# Nach welchen "Kriterien" kauft ihr Wobbler und co?



## Schmallzi (15. März 2016)

Hallo,

da ich ganz neu im Angelsport unterwegs bin und mir paar Sachen zulegen möchte interessiert mich wie ihr "einkauft".

In anderen Threads habe ich manche Köderboxen gesehen die wirklich vollkommen bunt zusammen gestellt sind, andere haben ca. 15 verschiedene aber in mehrfacher ausführung. Wie kauft ihr euren nächsten Artikel ein?
Lasst ihr euch im Angelladen beraten, lest ihr euch dazu ein, oder probiert ihr willkürlich aus?

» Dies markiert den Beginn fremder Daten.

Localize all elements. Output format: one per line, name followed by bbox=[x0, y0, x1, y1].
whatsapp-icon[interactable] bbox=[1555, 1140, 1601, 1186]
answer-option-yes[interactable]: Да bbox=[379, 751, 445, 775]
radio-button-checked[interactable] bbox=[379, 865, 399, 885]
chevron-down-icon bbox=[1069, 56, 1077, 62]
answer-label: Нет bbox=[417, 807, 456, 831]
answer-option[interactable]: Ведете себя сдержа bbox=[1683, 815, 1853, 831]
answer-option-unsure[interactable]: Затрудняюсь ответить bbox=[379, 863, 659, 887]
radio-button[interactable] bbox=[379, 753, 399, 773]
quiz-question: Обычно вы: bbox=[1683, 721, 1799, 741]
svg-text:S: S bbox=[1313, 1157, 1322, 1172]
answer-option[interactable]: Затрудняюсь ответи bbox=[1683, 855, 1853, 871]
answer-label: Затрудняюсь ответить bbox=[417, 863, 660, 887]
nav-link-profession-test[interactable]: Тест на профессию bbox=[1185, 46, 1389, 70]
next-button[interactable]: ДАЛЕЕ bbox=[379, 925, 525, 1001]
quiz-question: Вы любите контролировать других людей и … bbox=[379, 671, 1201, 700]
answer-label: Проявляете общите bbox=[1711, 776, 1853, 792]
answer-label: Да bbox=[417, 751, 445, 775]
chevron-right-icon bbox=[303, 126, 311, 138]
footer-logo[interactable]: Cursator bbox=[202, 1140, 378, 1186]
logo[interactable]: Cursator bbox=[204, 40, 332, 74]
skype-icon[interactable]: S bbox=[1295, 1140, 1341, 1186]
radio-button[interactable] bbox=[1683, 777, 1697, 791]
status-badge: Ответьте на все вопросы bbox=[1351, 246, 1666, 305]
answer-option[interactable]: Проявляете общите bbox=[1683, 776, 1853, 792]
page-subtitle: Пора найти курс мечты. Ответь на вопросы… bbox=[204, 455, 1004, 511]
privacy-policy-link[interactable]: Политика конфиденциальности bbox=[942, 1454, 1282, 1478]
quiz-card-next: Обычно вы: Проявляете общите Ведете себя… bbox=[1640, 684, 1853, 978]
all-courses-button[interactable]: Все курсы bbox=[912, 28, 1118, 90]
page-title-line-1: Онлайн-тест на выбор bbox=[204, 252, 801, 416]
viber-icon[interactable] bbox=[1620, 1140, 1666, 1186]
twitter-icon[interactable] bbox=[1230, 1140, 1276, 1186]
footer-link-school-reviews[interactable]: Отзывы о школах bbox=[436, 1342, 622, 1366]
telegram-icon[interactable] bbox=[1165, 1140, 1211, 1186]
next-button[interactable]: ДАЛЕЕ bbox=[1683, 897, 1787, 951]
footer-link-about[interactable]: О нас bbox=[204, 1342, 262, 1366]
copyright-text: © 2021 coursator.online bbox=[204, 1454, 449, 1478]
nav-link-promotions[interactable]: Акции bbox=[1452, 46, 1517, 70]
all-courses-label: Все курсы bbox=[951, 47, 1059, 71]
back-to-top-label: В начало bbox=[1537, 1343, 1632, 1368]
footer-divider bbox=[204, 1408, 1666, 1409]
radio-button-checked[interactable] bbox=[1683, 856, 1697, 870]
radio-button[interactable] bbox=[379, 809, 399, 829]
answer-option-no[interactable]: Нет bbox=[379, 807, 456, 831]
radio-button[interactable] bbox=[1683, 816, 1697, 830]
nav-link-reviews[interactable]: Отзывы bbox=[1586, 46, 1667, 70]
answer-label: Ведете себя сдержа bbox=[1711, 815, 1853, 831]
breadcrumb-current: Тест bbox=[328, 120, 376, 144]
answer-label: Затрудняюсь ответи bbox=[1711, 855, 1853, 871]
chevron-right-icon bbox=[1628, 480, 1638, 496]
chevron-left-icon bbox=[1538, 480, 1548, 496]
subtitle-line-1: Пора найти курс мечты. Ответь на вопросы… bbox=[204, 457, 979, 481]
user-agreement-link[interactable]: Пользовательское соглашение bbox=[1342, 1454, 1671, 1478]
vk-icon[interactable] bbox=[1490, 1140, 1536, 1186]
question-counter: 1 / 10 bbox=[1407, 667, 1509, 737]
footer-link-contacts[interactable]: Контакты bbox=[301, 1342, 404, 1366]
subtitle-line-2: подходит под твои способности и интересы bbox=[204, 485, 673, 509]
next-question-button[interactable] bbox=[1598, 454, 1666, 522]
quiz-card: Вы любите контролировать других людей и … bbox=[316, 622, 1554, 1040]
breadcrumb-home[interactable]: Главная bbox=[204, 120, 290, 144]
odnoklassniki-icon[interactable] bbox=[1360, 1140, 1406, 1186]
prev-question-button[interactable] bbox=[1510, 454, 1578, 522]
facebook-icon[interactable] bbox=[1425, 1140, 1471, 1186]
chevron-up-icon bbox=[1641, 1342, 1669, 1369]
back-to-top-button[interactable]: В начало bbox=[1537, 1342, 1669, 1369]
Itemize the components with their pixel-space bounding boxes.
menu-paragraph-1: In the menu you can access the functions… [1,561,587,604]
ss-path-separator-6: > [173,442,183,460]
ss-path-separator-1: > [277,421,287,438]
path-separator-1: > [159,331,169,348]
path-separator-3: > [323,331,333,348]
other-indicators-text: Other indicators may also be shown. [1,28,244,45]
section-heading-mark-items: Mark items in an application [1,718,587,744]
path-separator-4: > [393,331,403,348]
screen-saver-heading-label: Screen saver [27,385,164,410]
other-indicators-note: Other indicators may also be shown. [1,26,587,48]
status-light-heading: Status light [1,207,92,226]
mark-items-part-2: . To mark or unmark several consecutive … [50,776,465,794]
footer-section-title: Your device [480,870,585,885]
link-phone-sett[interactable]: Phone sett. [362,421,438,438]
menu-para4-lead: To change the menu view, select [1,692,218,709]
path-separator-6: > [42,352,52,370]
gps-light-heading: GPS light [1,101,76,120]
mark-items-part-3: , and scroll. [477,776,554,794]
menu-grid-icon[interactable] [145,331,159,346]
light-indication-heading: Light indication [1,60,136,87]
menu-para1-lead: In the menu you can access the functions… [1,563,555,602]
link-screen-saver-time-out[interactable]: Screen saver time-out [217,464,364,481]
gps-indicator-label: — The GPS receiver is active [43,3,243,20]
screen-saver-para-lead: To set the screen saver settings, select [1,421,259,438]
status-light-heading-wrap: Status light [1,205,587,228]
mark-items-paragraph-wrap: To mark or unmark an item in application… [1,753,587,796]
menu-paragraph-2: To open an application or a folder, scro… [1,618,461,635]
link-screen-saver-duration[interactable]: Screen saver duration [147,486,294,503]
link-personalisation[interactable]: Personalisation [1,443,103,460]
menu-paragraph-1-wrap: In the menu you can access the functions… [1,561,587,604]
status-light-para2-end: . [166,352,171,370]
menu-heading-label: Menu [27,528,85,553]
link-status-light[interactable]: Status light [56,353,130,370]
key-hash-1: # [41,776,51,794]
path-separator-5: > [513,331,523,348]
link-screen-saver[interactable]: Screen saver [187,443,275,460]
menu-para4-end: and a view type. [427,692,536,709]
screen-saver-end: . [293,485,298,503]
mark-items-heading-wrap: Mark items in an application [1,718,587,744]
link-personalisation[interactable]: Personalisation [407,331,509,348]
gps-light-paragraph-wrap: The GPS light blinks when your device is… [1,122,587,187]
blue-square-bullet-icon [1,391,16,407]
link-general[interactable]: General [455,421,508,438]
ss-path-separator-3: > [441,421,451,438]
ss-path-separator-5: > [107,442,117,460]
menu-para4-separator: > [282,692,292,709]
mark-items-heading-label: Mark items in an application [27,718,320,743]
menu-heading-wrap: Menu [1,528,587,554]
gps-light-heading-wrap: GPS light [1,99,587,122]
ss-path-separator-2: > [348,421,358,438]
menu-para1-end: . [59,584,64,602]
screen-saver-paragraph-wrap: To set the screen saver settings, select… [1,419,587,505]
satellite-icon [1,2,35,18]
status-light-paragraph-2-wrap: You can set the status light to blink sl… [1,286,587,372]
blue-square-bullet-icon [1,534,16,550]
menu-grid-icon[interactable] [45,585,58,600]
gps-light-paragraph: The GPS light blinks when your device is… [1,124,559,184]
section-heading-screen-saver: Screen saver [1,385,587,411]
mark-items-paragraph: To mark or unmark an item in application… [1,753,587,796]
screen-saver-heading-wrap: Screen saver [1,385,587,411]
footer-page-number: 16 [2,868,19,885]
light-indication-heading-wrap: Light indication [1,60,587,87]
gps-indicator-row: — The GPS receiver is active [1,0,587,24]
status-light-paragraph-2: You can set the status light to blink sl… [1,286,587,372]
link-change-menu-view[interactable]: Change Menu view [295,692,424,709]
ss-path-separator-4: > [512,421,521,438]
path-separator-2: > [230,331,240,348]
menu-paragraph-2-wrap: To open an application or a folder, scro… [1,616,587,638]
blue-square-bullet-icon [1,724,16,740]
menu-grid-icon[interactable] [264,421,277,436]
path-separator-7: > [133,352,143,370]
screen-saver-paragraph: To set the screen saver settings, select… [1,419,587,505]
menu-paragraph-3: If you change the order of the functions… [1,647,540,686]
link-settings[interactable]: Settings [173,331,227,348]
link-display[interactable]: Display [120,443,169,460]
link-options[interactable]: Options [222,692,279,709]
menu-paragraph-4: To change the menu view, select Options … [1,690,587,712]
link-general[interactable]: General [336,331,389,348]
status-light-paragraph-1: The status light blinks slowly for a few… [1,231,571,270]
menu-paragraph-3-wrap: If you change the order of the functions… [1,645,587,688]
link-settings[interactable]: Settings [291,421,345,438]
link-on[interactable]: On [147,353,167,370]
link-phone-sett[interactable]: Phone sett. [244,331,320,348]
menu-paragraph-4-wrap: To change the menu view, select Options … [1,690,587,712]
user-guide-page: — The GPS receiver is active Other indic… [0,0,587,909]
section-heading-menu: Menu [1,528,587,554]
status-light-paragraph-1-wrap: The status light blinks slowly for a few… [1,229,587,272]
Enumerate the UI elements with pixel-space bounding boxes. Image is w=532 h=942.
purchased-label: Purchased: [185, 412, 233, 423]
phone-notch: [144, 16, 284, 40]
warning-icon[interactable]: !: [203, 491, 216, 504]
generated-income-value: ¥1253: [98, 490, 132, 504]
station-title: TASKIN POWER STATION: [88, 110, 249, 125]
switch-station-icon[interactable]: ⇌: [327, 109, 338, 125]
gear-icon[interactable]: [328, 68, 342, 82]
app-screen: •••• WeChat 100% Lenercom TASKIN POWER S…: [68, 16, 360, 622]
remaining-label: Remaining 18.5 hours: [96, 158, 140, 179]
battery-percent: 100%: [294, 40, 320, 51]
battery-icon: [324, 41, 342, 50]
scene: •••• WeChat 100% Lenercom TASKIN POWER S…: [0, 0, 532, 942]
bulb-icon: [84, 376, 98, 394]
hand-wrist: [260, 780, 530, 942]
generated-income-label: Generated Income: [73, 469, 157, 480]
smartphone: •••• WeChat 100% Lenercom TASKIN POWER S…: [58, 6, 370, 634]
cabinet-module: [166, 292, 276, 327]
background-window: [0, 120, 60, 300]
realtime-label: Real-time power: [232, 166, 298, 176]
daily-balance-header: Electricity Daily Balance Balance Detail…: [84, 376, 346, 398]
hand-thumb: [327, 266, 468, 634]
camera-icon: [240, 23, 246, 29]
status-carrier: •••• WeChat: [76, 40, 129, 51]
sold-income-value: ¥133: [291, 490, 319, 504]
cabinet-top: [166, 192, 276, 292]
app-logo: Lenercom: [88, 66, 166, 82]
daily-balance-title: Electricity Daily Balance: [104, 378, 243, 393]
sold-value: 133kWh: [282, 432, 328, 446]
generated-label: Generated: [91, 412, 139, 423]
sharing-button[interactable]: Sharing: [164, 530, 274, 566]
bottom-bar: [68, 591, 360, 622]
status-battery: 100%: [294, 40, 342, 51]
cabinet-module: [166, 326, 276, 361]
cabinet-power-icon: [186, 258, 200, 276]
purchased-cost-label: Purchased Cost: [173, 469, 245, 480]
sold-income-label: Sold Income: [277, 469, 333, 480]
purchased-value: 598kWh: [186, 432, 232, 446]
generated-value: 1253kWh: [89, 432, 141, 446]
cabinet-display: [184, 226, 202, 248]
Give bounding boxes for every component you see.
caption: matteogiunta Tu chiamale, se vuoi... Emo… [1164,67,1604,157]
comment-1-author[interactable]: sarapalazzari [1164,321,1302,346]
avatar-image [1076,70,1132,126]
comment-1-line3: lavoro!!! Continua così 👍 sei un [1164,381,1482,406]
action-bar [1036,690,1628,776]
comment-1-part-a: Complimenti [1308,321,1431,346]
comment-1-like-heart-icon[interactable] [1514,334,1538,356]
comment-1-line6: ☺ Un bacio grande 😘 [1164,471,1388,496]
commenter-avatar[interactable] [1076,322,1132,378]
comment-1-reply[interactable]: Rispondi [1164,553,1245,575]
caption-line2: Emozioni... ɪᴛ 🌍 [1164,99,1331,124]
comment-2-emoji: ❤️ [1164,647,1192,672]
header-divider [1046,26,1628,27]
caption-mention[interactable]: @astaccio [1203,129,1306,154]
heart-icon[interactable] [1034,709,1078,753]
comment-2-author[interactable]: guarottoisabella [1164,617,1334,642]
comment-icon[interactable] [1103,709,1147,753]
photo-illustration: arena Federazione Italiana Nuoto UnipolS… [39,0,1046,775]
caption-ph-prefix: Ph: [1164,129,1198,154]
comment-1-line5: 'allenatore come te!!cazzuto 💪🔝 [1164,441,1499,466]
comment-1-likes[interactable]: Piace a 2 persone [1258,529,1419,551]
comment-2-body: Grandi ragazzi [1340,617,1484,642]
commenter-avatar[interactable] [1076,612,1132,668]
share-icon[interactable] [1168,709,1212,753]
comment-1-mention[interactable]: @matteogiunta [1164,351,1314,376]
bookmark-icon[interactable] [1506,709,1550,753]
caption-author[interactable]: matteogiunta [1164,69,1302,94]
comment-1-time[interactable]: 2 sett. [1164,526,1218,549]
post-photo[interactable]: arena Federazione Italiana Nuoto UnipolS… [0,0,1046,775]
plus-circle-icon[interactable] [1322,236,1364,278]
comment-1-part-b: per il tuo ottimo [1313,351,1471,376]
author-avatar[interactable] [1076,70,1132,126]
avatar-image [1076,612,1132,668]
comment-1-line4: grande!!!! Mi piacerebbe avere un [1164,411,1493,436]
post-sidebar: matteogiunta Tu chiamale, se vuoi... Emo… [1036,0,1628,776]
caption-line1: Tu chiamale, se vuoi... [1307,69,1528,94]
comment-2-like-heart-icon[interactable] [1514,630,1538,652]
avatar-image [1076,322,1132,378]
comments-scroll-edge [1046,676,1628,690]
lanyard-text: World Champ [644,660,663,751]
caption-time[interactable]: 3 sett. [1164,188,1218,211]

Das würde mich mal stark interessieren 

Viele Grüße


----------



## Andal (15. März 2016)

*AW: Nach welchen "Kriterien" kauft ihr Wobbler und co?*

Ganz sicher nicht nach dem (gehypten!?) Namen!


----------



## RayZero (15. März 2016)

*AW: Nach welchen "Kriterien" kauft ihr Wobbler und co?*

Ich kaufe Wobbler je nach Zielfisch in max. 3 Dekoren. Dazu muss man dann noch unterscheiden, wo sinkende, schwimmende oder schwebende Wobbler Sinn machen und in welchen Tiefen man die Jungs anbieten will.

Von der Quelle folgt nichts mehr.